Nanotechnology World Conference 2026

Abstract

Titanium nitride (TiN) coatings are widely used in the field of cutting tools, biomedical implants, aerospace parts, and wear resistant applications because of their high hardness, corrosion resistance, and thermal stability. The coatings are fabricated through magnetron sputtering process and the performance of depends on their grain size, surface roughness and coating morphology which are determined by the deposition parameters during the sputtering process. The parameters are often optimized through a large number of trial and error experiments, which can be time consuming, material wasting, and expensive. Thus, the need for predictive computational models has grown in importance to rapidly design and optimize coatings.

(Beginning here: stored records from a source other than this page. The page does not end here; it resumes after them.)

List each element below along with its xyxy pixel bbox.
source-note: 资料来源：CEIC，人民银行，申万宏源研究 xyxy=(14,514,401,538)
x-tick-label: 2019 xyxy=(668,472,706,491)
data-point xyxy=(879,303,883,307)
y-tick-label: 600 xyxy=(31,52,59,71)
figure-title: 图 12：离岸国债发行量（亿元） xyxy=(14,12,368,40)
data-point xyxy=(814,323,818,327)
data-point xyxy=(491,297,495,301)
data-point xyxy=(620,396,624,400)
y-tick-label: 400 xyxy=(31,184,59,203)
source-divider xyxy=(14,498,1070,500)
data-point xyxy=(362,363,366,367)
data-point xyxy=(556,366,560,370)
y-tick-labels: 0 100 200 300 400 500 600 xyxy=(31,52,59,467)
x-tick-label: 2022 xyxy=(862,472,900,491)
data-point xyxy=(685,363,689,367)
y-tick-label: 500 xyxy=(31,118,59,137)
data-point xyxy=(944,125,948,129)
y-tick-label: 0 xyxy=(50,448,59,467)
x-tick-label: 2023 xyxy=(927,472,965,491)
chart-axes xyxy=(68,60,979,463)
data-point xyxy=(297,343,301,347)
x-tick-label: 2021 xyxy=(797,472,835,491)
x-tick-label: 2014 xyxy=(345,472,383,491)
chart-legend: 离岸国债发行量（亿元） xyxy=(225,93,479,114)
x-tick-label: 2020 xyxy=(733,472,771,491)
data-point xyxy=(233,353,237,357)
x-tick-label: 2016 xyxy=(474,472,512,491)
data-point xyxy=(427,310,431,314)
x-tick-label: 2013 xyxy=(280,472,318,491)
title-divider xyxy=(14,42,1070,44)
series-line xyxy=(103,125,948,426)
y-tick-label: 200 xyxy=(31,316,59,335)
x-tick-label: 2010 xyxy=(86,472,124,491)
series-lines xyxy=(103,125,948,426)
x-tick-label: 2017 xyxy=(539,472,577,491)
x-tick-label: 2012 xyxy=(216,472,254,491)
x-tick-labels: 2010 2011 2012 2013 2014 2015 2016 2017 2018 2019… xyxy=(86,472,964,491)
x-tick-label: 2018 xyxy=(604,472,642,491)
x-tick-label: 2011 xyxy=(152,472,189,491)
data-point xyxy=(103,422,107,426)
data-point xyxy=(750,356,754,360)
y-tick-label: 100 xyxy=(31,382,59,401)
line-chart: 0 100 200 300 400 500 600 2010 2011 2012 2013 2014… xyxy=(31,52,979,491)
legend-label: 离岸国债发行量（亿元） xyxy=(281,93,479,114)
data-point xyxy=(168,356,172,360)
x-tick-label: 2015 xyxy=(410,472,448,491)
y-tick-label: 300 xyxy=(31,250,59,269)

In this work an Artificial Neural Network (ANN) model is designed to predict the characteristic grain size and surface morphology of TiN magnetron sputtered coatings based on the coating parameters including coating thickness, substrate bias voltage and deposition temperature. The considered coating thickness range is 250 and 1500 nm, substrate bias voltages 0 to 150 V and deposition temperatures 70 to 350 degrees C. These ranges were defined based on limitations of machine, Structure Zone Model (SZM) and relevant data reported in the literature.

Experimental and literature data is collected for training and validation purpose to learn the variables dependency and the microstructural evolution. Atomic Force Microscopy (AFM), Scanning Electron Microscope (SEM) and Grazing Incidence X ray Diffraction (GIXRD) are used to investigate the surface morphology and grain growth behavior. The effect of the foreseen microstructural characteristics on the mechanical performance was evaluated by nanoindentation to measure the hardness and elastic modulus.